Hi

I believe we now have enough evidence that a serious issue, #125431, where
AOO lies that the password for encrypted files is wrong when it isn't, is
caused by a failure in NSS:
* deliberately corrupting the Mozilla profile reproduces the issue on all
operating systems
* a patch I've written that reimplements xmlsecurity digest functions using
OpenSSL instead of NSS, allows encrypted documents to open despite a
corrupted Mozilla profile
* someone with the issue on FreeBSD reported my patch fixes it

Always having been category B and now also commonly breaking in the field,
it's past time for NSS to go. But this brings me to my question: what do we
replace it with?

We already use OpenSSL for some things, and my patch which uses it is
enough to fix the problem with opening encrypted files. Its license suits
us better. Our libxmlsec library can use it in place of NSS.

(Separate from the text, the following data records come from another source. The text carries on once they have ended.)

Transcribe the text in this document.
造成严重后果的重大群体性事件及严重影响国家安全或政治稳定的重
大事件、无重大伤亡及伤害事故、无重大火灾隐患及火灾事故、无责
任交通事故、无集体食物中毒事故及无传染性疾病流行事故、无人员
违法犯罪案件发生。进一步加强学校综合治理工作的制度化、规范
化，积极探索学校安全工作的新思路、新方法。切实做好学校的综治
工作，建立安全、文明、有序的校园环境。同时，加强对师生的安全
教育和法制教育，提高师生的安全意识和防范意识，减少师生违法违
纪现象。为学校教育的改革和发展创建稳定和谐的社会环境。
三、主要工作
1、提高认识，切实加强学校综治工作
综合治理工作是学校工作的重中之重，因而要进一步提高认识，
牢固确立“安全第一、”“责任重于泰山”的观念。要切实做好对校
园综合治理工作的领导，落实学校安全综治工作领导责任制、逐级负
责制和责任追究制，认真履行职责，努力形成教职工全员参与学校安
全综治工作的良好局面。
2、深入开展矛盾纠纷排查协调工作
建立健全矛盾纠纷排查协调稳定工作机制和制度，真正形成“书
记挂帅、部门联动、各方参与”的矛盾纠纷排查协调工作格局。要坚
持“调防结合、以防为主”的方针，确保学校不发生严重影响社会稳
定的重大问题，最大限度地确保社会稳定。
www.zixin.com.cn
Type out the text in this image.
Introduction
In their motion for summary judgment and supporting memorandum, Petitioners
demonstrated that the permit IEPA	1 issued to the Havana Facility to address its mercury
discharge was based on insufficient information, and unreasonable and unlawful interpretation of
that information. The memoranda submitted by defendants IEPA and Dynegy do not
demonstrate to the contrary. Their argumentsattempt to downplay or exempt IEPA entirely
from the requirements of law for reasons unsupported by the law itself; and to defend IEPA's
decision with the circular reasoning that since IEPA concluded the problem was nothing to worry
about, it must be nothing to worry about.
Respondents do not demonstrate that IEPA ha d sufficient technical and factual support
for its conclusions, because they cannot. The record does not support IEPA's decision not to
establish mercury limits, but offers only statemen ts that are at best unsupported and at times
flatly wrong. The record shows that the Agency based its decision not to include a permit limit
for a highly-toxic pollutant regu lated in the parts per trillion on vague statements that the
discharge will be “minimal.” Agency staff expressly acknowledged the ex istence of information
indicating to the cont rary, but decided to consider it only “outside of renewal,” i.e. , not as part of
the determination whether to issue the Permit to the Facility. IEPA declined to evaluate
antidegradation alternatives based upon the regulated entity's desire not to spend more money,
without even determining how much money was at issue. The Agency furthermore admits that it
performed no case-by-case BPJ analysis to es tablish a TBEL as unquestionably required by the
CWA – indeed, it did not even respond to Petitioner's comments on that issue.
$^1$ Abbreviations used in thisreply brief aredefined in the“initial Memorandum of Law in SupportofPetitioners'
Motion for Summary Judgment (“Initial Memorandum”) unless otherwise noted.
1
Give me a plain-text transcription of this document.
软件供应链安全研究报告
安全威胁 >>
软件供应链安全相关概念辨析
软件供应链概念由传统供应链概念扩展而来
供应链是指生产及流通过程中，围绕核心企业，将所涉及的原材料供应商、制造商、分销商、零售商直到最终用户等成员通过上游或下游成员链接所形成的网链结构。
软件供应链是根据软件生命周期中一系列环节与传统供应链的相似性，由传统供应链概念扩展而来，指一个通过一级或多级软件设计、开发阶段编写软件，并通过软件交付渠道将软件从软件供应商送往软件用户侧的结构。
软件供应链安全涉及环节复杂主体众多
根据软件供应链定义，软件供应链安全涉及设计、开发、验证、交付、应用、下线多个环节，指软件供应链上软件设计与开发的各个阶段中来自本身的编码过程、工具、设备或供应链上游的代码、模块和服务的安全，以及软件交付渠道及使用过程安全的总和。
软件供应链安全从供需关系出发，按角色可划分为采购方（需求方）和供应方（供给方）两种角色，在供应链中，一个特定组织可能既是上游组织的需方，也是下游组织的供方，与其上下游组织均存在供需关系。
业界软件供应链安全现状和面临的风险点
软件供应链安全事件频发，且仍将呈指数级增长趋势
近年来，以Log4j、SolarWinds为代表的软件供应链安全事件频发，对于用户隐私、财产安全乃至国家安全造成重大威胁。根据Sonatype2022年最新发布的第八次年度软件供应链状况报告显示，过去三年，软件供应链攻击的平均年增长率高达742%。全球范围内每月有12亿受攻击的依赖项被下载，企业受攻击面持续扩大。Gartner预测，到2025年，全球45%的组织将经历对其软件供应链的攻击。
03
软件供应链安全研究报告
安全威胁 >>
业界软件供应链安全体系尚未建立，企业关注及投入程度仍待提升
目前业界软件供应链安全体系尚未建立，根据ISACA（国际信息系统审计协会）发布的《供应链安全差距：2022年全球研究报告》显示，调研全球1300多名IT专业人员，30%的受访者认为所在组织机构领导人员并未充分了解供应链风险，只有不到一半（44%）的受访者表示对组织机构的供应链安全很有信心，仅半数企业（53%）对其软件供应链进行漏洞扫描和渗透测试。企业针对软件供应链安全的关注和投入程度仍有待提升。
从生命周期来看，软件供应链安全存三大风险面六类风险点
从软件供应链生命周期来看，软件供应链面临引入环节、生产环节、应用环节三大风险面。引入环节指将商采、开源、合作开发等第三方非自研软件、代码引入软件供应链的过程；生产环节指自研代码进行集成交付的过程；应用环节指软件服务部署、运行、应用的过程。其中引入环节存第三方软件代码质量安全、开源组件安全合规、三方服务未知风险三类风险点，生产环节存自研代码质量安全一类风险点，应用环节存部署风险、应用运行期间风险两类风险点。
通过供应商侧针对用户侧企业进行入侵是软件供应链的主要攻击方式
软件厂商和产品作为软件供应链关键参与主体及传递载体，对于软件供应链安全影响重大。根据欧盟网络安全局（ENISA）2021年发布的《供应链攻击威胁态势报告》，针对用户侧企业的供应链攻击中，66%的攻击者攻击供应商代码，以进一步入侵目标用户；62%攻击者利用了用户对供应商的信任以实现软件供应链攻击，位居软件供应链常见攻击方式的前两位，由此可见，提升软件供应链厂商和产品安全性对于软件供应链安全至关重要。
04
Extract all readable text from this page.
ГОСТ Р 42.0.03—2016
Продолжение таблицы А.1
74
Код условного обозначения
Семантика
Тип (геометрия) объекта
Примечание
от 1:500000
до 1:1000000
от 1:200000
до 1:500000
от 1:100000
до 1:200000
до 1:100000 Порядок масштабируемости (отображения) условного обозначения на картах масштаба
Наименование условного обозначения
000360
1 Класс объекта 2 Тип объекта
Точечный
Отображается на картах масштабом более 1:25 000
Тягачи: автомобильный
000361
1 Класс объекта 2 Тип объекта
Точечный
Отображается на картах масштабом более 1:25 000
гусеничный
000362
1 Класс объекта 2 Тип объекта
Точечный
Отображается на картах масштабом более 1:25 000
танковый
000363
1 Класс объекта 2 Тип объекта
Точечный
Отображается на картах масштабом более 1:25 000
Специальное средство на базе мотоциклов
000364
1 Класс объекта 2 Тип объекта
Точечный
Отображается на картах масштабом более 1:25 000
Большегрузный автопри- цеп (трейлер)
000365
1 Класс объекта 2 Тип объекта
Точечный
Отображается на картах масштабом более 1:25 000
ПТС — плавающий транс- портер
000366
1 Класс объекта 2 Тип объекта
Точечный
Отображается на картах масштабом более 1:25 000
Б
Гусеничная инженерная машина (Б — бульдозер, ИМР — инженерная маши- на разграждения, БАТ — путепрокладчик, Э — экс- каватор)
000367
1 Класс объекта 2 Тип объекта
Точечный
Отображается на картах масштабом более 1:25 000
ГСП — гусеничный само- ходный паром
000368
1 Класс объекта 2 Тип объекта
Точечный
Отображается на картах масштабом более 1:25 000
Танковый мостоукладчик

Java has a rich cryptographic API and is widely used for cryptography. It
is however an optional dependency to AOO. It also needs the unlimited
strength JCE policy files to use AES-256, but there are workarounds.

Are there more?

The important differences are:
* NSS has passed FIPS-140 validation (
https://wiki.mozilla.org/FIPS_Validation). OpenSSL hasn't really (
https://www.openssl.org/docs/fipsnotes.html) while Java supposedly has (
http://docs.oracle.com/javase/7/docs/technotes/guides/security/jsse/FIPS.html).
Do we care?
* We use certificate verification (for what, digitally signed documents?).
This means we need access to the root certificates of all the CAs. Securely
updating, expiring and revoking CA certificates across 40 million users is
a problem we should rather delegate to someone else. Currently, we are
using MSCrypto on Windows, and Thunderbird's/Firefox's certificates (via
NSS) on other platforms. OpenSSL doesn't come with a list of CA
certificates. Java does, but I don't know whether "This file is encrypted,
please install Java to open it" will fly.

Maybe we could combine them. Use OpenSSL for most of xmlsecurity, and fall
back to Java when available for its certificates? Or keep NSS but scale it
down to only dealing with certificates, and use something else for
implementing other xmlsecurity features?